Amelia las saludó con una sonrisa, aunque un destello de tristeza pasó por sus facciones.
—Desearía poder estar con mis estudiantes —confesó en voz baja, su voz teñida de arrepentimiento.
La guerra había llegado, y con ella, sus estudiantes fueron lanzados al caos de la batalla.
Amelia, que una vez fue su guía y protectora, ahora se sentía alejada de ellos, distante.
Su autoridad sobre ellos había disminuido desde que se había recluido tras la muerte de Nathan y su posterior embarazo.
Sabía que no podía ser la misma figura fuerte para ellos ahora, pero le dolía de todos modos.
Los rumores habían circulado por todo el castillo sobre el padre de su hijo.
Algunos susurraban que era el propio Emperador, aunque esas afirmaciones fueron rápidamente negadas tanto por el Emperador como por Amelia.
Otros especulaban que podría ser uno de los guardias, pero nadie conocía la verdad.

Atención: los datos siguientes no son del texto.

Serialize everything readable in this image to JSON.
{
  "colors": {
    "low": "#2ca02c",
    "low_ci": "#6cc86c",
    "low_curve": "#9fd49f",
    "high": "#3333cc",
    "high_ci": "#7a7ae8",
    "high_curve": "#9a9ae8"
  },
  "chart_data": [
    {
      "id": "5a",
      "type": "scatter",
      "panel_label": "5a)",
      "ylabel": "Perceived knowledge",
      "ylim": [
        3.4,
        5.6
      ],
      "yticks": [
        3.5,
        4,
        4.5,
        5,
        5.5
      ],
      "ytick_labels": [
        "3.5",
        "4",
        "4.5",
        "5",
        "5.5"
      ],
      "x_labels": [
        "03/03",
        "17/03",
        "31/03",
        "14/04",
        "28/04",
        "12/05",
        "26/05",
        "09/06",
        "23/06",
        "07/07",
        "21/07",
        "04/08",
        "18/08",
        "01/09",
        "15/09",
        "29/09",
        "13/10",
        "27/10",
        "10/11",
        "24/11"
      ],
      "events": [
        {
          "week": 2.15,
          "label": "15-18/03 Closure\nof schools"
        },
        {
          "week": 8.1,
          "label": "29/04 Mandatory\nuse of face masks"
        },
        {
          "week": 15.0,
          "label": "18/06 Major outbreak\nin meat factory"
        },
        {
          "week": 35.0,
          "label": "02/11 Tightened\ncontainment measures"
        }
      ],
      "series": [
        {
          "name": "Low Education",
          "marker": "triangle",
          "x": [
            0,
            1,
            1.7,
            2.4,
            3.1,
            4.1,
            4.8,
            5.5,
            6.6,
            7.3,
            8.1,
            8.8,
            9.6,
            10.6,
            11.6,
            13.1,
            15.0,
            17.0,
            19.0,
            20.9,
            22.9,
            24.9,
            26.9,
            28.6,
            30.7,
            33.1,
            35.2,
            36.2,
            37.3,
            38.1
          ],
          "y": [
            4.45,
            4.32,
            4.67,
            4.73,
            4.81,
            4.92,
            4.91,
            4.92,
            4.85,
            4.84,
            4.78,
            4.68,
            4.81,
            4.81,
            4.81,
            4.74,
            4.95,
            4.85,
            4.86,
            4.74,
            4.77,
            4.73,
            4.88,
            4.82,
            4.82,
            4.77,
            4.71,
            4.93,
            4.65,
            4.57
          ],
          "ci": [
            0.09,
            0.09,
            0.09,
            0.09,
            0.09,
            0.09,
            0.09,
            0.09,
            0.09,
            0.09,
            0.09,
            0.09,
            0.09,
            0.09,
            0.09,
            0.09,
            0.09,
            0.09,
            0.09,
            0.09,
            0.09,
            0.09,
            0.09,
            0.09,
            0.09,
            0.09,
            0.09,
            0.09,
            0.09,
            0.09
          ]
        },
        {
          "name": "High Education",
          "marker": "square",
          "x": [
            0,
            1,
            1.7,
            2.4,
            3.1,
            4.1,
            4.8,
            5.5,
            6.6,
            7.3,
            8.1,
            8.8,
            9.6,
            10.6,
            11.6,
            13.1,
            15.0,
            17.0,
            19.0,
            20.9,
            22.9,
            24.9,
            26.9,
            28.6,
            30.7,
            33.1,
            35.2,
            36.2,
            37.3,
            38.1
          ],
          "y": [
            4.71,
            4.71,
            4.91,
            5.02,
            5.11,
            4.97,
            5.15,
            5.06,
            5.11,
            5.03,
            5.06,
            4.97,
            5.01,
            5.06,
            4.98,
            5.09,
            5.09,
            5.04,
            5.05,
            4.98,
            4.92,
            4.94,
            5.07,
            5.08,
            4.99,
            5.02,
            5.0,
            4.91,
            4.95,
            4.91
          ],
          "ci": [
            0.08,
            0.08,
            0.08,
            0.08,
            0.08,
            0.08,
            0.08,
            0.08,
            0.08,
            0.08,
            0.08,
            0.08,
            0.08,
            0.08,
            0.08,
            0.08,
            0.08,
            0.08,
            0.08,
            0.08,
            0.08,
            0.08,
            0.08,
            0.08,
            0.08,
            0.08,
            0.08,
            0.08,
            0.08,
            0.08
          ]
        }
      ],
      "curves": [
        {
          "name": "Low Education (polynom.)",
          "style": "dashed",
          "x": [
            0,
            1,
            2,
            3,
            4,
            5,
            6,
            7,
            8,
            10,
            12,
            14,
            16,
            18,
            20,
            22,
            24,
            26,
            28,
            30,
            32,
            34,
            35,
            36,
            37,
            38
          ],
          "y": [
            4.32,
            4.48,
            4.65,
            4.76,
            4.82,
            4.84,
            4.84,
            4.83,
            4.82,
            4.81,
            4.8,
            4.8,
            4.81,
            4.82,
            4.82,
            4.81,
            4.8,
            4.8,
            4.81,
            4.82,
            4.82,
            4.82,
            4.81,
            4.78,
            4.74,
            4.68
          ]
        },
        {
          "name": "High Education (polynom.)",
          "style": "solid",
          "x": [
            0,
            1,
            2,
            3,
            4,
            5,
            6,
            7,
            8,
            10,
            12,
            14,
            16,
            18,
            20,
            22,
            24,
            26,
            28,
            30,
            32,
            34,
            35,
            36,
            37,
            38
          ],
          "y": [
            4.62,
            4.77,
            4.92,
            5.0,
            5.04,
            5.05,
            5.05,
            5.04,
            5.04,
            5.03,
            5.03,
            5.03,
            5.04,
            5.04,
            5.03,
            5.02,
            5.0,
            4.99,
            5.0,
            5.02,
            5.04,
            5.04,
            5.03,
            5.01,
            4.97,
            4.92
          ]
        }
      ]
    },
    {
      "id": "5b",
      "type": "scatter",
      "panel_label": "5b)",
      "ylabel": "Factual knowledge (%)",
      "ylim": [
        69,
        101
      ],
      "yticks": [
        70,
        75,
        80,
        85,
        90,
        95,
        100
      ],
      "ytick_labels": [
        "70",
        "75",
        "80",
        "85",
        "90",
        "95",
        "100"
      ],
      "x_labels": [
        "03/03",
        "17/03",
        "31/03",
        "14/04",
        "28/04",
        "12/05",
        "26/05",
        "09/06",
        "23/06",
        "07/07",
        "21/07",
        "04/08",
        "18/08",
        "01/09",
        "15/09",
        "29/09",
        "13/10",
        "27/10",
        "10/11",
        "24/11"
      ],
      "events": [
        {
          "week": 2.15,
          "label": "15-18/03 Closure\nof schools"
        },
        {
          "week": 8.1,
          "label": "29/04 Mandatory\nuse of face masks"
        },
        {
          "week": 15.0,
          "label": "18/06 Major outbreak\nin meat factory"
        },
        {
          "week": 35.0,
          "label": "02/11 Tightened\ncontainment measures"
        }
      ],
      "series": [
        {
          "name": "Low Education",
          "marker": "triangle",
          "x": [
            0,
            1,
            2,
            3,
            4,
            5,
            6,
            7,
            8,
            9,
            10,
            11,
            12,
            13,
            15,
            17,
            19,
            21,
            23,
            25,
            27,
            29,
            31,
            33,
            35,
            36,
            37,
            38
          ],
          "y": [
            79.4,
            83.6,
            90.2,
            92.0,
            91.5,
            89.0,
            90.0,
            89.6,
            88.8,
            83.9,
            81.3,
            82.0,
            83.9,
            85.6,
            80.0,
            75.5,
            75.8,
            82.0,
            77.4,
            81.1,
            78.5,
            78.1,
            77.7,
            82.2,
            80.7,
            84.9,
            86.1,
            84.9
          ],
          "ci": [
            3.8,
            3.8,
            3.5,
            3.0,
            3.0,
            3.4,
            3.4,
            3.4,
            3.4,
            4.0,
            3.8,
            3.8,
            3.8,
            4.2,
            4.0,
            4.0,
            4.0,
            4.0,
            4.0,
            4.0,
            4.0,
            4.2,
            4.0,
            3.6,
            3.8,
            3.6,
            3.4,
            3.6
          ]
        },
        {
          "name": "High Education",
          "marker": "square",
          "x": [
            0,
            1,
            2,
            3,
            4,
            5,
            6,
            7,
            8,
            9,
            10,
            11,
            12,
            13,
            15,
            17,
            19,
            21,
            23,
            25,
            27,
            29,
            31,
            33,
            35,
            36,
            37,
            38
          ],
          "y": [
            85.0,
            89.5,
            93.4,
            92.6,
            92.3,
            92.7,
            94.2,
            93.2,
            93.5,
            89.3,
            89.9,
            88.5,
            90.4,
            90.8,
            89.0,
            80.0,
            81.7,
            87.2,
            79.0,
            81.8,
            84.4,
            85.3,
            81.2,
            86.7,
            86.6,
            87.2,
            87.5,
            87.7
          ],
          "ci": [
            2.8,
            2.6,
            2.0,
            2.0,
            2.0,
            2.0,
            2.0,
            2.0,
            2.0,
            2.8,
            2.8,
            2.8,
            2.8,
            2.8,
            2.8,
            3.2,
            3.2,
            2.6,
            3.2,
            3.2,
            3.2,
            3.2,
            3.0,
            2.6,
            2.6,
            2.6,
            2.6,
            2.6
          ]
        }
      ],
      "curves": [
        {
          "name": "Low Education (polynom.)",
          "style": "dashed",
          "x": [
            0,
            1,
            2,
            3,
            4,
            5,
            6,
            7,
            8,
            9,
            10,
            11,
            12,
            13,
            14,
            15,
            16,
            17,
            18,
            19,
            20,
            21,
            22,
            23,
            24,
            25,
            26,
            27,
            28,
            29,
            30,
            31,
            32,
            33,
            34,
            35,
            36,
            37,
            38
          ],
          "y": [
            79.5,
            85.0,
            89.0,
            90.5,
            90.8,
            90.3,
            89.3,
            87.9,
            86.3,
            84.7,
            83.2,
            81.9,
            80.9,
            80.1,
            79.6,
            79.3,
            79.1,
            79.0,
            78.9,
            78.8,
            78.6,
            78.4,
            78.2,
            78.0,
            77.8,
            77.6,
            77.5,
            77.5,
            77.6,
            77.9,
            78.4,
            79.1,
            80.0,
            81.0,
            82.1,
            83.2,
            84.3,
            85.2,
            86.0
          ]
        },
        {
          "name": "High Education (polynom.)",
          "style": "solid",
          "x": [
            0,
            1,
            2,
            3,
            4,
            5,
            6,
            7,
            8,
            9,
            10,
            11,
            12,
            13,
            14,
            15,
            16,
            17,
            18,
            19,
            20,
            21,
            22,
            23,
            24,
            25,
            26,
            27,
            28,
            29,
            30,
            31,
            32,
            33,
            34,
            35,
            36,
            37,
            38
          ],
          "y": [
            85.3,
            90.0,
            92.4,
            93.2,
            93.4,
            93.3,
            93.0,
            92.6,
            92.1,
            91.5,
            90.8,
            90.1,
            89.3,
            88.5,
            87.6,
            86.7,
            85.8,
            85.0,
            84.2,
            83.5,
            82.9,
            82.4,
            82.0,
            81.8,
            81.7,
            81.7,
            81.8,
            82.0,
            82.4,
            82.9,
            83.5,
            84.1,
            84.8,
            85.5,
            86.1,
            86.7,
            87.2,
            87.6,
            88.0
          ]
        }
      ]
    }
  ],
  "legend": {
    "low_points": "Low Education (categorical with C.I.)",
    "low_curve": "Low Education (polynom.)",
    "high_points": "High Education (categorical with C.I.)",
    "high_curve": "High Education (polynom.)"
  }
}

Solo Amelia lo sabía, y tenía la intención de mantenerlo así—por el bien de su hija, por la memoria de Nathan.
—No puedes, Amelia —dijo suavemente la Emperatriz Helana, acercándose a ella—.
Todavía te estás recuperando.
Necesitas descansar y cuidar de tu pequeña.
Amelia asintió, pero había tristeza en su sonrisa.
—Sí…
—accedió suavemente, aunque su corazón anhelaba a sus estudiantes, la vida que había dejado atrás.
Pero no podía abandonar a Sara.
Su hija era todo lo que importaba ahora—su hija y la de Nathan.
Amelia tenía que ser fuerte por ella.
Aunque el mundo exterior estuviera lleno de conflictos, sabía que su futuro estaba aquí, con Sara.
Y por eso, soportaría cualquier cosa.